How Women Get Promoted
By Carol Kinsey Goman
There is no doubt that women face unique challenges being promoted to leadership roles. One of them is the unconscious bias that results in fewer such opportunities being made available to them.
In a New York Times article, Isabelle Kocher, then CEO of the French energy company Engie, talked about how sexism in the male-dominated energy sector was often subtle: “I realize that every time we discuss a job placement, and look at a list of both male and female candidates, there’s a question that comes up pretty much all the time for the woman: ‘Will she know how to assert herself?’ It’s not meant to be malicious. It’s more, ‘Will she manage to take the leadership of the team you want to entrust to her?’”
Managers—male and female—continue to take viable female candidates out of the running, often on the assumption that the woman can’t handle or want to do certain jobs. It’s no wonder that, when researchers ask both men and women to draw a picture of a leader, they’ll almost always draw a male figure.
Women also run headlong into the “double-bind paradox” where men can be both powerful and likeable, while women must project authority to advance in the business world, and the more powerful they appear, the less they are liked.
A frequently cited study, the Heidi/Howard case, shows that when the same highly assertive and successful leader is described to graduate students of both genders, that leader is seen as far more appealing when identified as a male rather than a female. Blame it on the stereotype of women as nurturing, sensitive, and collaborative (all highly effective and undervalued leadership attributes). When their behavior is congruent with these traits, women are liked but not seen as especially powerful. When their behavior runs counter to the stereotype, they are perceived negatively.
Women are constantly navigating these shifting gender expectations, social roles, and leadership requirements. To do so, the most successful women I’ve worked with are deeply aware of their personal values and boundaries while also maintaining a keen sense of how others perceive them. Because they understand that leadership presence is totally dependent on the impression they make, these savvy women can adapt and adjust their interactions to achieve the best outcome in a particular situation.

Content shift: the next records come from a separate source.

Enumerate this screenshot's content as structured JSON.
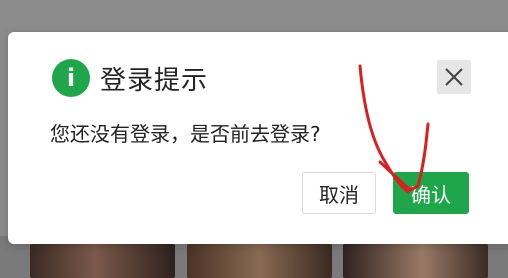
{
  "dialog": {
    "title": "登录提示",
    "info_icon_glyph": "i",
    "info_icon_color": "#1fa64b",
    "message": "您还没有登录，是否前去登录?",
    "cancel_label": "取消",
    "confirm_label": "确认",
    "accent_color": "#1fa64b"
  },
  "icons": {
    "info": "info-icon",
    "close": "close-icon"
  }
}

This awareness and flexibility pays off. Research at Stanford University Graduate School of Business also shows that women who are assertive and confident, but who can turn these traits on and off depending on the social circumstances, get more promotions than other women, or even than men.
Women who stand out as the talented leaders they truly are, understand the verbal and nonverbal behaviors that most powerfully impact the way others perceive them.
For example, try this now: Sit in a chair with your legs tightly crossed, bring your elbows into your waist, clasp your hands together and place them on your lap while slightly rounding your shoulders. It’s not surprising that most people would evaluate that posture as powerless – but it may surprise you to know that some version of this very posture is the way most women sit. We tend to condense our bodies, keeping our elbows to our sides, tightly crossing our legs, and contracting our bodies to take up as little space as possible. And when we do, we don’t look like leaders. We look physically smaller, weaker, and more fragile than we are.
While warmth and likeability are shown by smiles, eye contact, head tilts and slight forward leans (all of which are great for building relationships), power and authority are non-verbally expressed by expanding into height and space, and people will be evaluating how your body language strengthens or weakens your leadership presence.
Keep projecting warmth but don’t let it be the only set of nonverbal signals you send. Remember that you look more authoritative when you stand tall, pull your shoulders back, widen your stance and hold your head high. You can show presence when seated by uncrossing your legs and putting both feet flat on the floor, taking up more space by placing your arms on the arms of your chair, and straightening your posture. You will instantly look (and feel) surer of yourself.
It’s a similar situation verbally; how you express yourself either adds to or detracts from other people’s perception of your leadership presence. Regardless of how credible you authentically may be, you sound less assured when you ramble instead of getting to the point, use devaluing qualifiers (“I could be wrong, but . . . This may be a stupid idea, but . . .”) or add minimizers (maybe, sort of, somewhat). And you undermine the contribution of you and your team if you start statements by saying “We’re just . . .” instead of stating directly what you are accomplishing.
You also sound more confident when you take ownership by making “I” statements. Each time you find yourself offering an opinion in the form of a question (“Don’t you think it would be a good idea to have our meeting next Tuesday?”), stop and turn it into an “I” statement (“I propose we have our meeting next Tuesday”).
Of course, good posture and assertive verbal messages alone won’t automatically give you leadership presence. Neither will your excellent business results — unless other people know about them – and you.
One of the saddest comments I’ve heard was from the head of Human Resources for a Fortune 500 company who told me he’d proposed a female candidate for promotion to a group of executives – and no one in the room knew who she was.
Don’t let that be said about you! As gifted as you are, you can’t be the only one who know it. You’ve got to get out there and become visible in your organization. This kind of self-promotion is all about setting yourself up for that next promotion by making sure that others know who you are, what you’ve done, and what you are capable of doing next.